Genellikle ergenlik döneminde ortaya çıkan bu hastalığın, kişinin vücut ağırlığı, şekli ve görünümünü algılamasında bozulmalarla seyrettiği belirtiliyor.
Hastalık çoğunlukla 12-18 yaş aralığında başlıyor ve kız çocuklarında daha sık görülüyor. Başlangıç süreci ise çoğu zaman masumane görünen bir diyet yapma girişimiyle başlıyor. Bu diyet genellikle kilo verme, sağlıklı beslenme ya da sosyal medya gibi çevresel faktörlerin etkisiyle “ideal vücuda” ulaşma amacı taşıyor. Ancak zamanla kişi, kilo verme üzerine yoğun bir zihinsel takıntı geliştirmeye başlıyor. Vücut algısında bozulma oluşuyor ve kişi, zayıf olmasına rağmen kendini kilolu hissediyor.
Anoreksiya nervozanın psikodinamik nedenleri var
Vücut algısında bozulma (aynaya baktığında zayıf olmasına rağmen kendini kilolu görme), kilo alma korkusu, yemekle meşguliyet (sürekli kalori hesabı yapma, başkalarının ne yediğiyle ilgilenme), sosyal izolasyon (yemekli ortamlardan kaçınma, arkadaşlık ilişkilerinde gerileme), kontrol duygusu (bedeni ve yeme alışkanlıklarını kontrol ederek psikolojik üstünlük hissi). Fiziksel belirtileri ise; aşırı kilo kaybı, adet düzensizlikleri veya adetin tamamen kesilmesi (amenore), soğuğa tahammülsüzlük ve düşük vücut ısısı, saç dökülmesi ve tırnaklarda kırılma, yorgunluk ve baş dönmesi, kabızlık ve mide problemleri.
Anoreksiya nervoza, multidisipliner bir yaklaşımla tedavi edilmesi gereken ciddi bir ruhsal bozukluk olarak değerlendiriliyor. Tedavi süreci zaman alabiliyor ve sabır gerektiriyor. Öncelikle hayati tehlike taşıyan bir kilo kaybı varsa hasta, çocuk-ergen psikiyatri kliniğine yatırılabiliyor. Elektrolit dengesizlikleri veya kalp ritmi bozuklukları gibi komplikasyonlar görüldüğünde, iç hastalıkları uzmanlarıyla ortak bir tedavi yürütülmesi gerekebiliyor.
En sık kullanılan yöntem bilişsel davranışçı terapi (BDT) olup, kişinin çarpıtılmış düşüncelerini fark etmesi ve sağlıklı düşünce biçimlerine yönelmesi hedefleniyor. Ergenlerde ise aile terapisi özellikle önem taşıyor. Maudsley Ailesel Yaklaşımı gibi yöntemlerle ailenin tedavi sürecine aktif katılımı sağlanıyor. Tedaviye dirençli olabilen hastalar için motivasyonel görüşmeler yapılıyor.

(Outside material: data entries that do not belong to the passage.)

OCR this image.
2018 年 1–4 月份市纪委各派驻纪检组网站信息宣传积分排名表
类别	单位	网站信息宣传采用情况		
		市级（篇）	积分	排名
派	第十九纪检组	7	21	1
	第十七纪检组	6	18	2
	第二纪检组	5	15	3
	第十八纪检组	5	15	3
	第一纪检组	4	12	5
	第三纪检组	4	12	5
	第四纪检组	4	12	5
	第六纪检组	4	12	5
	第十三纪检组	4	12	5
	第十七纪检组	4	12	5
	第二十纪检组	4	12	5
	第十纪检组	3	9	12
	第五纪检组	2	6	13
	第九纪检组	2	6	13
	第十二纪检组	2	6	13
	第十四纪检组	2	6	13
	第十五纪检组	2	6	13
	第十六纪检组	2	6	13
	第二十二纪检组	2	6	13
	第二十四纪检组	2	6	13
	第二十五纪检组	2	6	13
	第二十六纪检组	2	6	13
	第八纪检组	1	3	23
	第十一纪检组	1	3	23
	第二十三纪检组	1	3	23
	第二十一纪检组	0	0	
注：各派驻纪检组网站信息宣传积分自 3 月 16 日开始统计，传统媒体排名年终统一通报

Diyetisyen desteği tedavinin ayrılmaz bir parçası. Amaç sadece kilo alımını sağlamak değil, aynı zamanda yeme davranışlarını düzenlemek ve sağlıklı beslenme alışkanlıklarını kazandırmak. Kalorili beslenmeye geçiş genellikle aşamalı şekilde, psikiyatrik gözetimle yürütülüyor.
Anoreksiya için doğrudan etkili bir ilaç bulunmasa da, eşlik eden anksiyete, depresyon veya obsesif kompulsif belirtiler durumunda SSRI grubu antidepresanlar tercih edilebiliyor. Dirençli vakalarda düşük doz atipik antipsikotikler uygulanabiliyor.
Erken tanı ve müdahale kritik önemde
Uzmanlar, anoreksiya nervozanın erken tanı ve müdahale ile iyileşebileceğini vurguluyor. Ancak tedavi edilmediği takdirde hem fiziksel hem de psikolojik açıdan ciddi sonuçlara yol açabileceği belirtiliyor. Bu nedenle ebeveynlerin, öğretmenlerin ve sağlık çalışanlarının bu konuda bilinçli olması büyük önem taşıyor. Ergenlik çağındaki bireylerin beden algısı, yeme davranışları ve ani kilo değişimleri dikkatle izlenmeli; riskli durumlarda çocuk ve ergen psikiyatristine başvurulması gerektiği ifade ediliyor.